Hamburg. Die umstrittene Software diente den Ermittlungen zu den Ausschreitungen beim G-20-Gipfel. Datenschutzbeauftragter Caspar warnt.
Fast drei Jahre nach dem folgenschweren G-20-Gipfel in Hamburg und zahlreichen Ermittlungsverfahren später hat die Polizei die biometrische Datenbank zur Gesichtserkennung gelöscht.
Darüber habe die Behörde den Hamburgischen Datenschutzbeauftragten Johannes Caspar in Kenntnis gesetzt, hieß es am Donnerstag vom Senat.

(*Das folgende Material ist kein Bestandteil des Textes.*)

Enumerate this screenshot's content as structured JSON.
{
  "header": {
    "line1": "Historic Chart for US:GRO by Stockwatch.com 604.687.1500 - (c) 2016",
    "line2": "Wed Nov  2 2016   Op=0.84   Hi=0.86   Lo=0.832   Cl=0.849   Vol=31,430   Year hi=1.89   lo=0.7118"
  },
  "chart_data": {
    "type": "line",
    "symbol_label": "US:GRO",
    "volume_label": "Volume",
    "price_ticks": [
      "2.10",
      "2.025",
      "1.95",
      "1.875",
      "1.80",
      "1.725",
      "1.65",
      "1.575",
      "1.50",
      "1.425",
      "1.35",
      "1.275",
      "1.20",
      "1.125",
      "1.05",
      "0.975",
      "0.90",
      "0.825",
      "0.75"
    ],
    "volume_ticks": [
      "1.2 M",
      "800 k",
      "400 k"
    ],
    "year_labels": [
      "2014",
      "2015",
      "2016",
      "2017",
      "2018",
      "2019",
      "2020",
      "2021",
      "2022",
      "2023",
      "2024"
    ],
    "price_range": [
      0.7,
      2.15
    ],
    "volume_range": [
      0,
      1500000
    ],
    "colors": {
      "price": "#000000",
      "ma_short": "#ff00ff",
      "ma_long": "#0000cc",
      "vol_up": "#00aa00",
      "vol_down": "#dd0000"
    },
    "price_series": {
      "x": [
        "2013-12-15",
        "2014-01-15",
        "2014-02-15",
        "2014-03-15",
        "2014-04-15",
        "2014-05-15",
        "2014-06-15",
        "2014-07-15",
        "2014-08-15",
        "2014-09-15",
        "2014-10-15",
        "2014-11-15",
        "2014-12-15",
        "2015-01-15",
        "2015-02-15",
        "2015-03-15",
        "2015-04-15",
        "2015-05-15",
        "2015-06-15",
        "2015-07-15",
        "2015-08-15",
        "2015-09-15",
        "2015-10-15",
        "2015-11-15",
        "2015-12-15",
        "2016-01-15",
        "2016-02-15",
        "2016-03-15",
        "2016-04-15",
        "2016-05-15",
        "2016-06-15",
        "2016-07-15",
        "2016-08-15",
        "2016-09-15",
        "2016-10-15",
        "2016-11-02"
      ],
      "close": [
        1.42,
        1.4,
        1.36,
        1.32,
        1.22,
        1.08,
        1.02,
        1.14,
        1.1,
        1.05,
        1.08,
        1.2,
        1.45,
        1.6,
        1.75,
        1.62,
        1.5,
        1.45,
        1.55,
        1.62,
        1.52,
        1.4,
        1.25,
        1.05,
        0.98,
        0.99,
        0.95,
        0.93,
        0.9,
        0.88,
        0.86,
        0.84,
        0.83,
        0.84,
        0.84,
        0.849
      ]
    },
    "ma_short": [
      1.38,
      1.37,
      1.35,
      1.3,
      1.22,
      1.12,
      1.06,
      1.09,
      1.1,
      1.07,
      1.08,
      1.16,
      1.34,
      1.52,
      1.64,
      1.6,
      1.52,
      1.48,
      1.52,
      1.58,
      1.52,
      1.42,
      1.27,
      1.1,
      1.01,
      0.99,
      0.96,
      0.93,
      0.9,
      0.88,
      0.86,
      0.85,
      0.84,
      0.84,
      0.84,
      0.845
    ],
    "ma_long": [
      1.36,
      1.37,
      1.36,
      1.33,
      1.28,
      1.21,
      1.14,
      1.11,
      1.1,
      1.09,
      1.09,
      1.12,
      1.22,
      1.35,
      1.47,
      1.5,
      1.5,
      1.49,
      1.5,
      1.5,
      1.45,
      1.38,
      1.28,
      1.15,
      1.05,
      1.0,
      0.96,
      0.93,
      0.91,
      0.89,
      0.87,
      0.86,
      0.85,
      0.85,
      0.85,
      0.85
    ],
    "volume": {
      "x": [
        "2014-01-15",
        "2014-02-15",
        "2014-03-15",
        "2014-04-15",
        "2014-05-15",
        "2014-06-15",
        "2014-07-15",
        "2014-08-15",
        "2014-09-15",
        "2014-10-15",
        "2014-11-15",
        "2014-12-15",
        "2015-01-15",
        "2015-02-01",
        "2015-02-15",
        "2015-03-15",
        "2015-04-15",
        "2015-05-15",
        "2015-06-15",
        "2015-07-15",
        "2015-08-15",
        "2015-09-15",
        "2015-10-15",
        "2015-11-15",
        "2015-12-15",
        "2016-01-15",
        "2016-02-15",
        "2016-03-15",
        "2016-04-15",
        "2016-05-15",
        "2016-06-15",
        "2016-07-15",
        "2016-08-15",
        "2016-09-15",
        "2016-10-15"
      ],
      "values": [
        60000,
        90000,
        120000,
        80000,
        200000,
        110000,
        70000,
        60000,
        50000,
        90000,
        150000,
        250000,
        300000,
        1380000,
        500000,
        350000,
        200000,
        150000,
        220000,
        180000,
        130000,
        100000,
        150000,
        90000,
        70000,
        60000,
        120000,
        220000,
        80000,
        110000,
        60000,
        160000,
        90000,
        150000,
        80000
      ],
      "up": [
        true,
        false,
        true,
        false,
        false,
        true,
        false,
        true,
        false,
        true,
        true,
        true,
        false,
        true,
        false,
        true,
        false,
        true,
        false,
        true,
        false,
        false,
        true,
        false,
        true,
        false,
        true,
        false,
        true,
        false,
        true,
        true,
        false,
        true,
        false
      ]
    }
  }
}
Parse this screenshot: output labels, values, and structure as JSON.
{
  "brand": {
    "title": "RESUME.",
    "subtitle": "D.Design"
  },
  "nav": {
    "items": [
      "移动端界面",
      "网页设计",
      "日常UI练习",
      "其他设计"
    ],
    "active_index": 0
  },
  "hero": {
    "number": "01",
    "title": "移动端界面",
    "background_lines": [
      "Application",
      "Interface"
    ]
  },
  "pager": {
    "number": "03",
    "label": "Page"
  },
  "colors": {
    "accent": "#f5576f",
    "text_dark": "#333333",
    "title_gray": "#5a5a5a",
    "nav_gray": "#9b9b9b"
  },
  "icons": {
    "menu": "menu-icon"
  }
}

Laut Polizei bestehe "keine strafrechtliche Erforderlichkeit mehr für die Datenbank hinsichtlich der G-20-Verfahren".
Der G-20-Gipfel und die Ausschreitungen
„Die jüngst erfolgte Löschung der biometrischen Datenbank durch die Polizei Hamburg ist nachdrücklich zu begrüßen", so Caspar am Donnerstag. "Ob sie allerdings einen Schlussstrich unter das seit 2018 kontrovers diskutierte Verfahren zieht, bleibt fraglich."
Nach den Ausschreitungen in den Nächten Anfang Juli 2017, bei denen Straßen rund um den Ort des Gipfels im Schanzenviertel zerstört, Geschäfte geplündert und Pkw in Altona angezündet worden waren, hat für die Polizei ein Ermittlungsmarathon begonnen. Um die Verantwortlichen der Krawalle ausfindig zu machen, schaffte die Behörde kurze Zeit später die Software "Videmo 360" an.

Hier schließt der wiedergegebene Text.